Rijul, you are right, I didn't take this into account.

My apologies.

--- In Hyacinthos@yahoogroups.com, "RIJUL" <rijul.champ@...> wrote:

>

> Dear Franscisco,

>

> How can you say that by Chebyshev Inequality, U(bc)^2 + V(ca)^2 + W(ab)^2 >= (1/3)(U+V+W)((bc)^2 + (ca)^2 + (ab)^2) ??

> U,V,W and bc,ca,ab are not necessarily similarly sorted, aren't they?

>

>

> --- In Hyacinthos@yahoogroups.com, "Francisco Javier" <garciacapitan@> wrote:

> >

> > Dear Nikos,

> >

> > By Nesbitt inequality, we get that U+V+W >= 3/2, thus by Chebyshev inequality we have

> >

> > U(bc)^2 + V(ca)^2 + W(ab)^2

> > >= (1/3)(U+V+W)((bc)^2 + (ca)^2 + (ab)^2)
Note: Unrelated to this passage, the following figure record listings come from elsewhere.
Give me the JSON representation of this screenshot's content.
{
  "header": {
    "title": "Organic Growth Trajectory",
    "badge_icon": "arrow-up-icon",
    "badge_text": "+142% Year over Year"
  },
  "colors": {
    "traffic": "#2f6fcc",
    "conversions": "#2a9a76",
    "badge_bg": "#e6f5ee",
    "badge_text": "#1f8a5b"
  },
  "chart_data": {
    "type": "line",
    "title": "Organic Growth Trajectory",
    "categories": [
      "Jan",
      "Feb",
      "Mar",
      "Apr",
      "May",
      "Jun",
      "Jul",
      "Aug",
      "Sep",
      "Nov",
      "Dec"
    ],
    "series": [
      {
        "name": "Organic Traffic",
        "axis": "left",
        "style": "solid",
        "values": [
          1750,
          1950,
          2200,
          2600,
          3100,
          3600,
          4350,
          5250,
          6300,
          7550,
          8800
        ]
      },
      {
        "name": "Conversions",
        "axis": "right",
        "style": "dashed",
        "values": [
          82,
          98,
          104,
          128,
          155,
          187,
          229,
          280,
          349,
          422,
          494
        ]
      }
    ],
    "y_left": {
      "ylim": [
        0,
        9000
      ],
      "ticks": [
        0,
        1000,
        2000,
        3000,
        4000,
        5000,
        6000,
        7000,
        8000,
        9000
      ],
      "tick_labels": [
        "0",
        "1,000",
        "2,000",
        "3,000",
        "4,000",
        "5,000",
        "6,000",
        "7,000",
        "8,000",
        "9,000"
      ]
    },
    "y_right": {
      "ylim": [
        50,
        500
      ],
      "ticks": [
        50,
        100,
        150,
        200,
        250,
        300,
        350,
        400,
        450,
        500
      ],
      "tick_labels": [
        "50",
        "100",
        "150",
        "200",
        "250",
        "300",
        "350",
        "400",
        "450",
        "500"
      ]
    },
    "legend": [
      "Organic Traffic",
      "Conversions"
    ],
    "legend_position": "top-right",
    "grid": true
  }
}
> > >= (1/2)((bc)^2 + (ca)^2 + (ab)^2),

> >

> > hence is enough to prove that

> >

> > (bc)^2 + (ca)^2 + (ab)^2 >= 16 F^2,

> >

> > but (bc)^2 + (ca)^2 + (ab)^2 - 16 F^2 equals to

> >

> > (1/2) ((b^2-c^2)^2 + (c^2-a^2)^2 + (a^2-b^2)^2),

> >

> > which is always positive.

> >

> >

> >

> > --- In Hyacinthos@yahoogroups.com, Nikolaos Dergiades <ndergiades@> wrote:

> > >

> > > Dear friends,

> > > does anybody can give a simple proof to the

> > > following inequality?

> > > If p, q, r are arbitrary positive real numbers

> > > a,b,c the sides, F the area of triangle ABC

> > > and U = p/(q+r), V = q/(r+p), W = r/(p+q)

> > > then prove that

> > > U(bc)^2 + V(ca)^2 + W(ab)^2 >= 8F^2.

> > >

> > > Best regards

> > > Nikos Dergiades

> > >

> >

>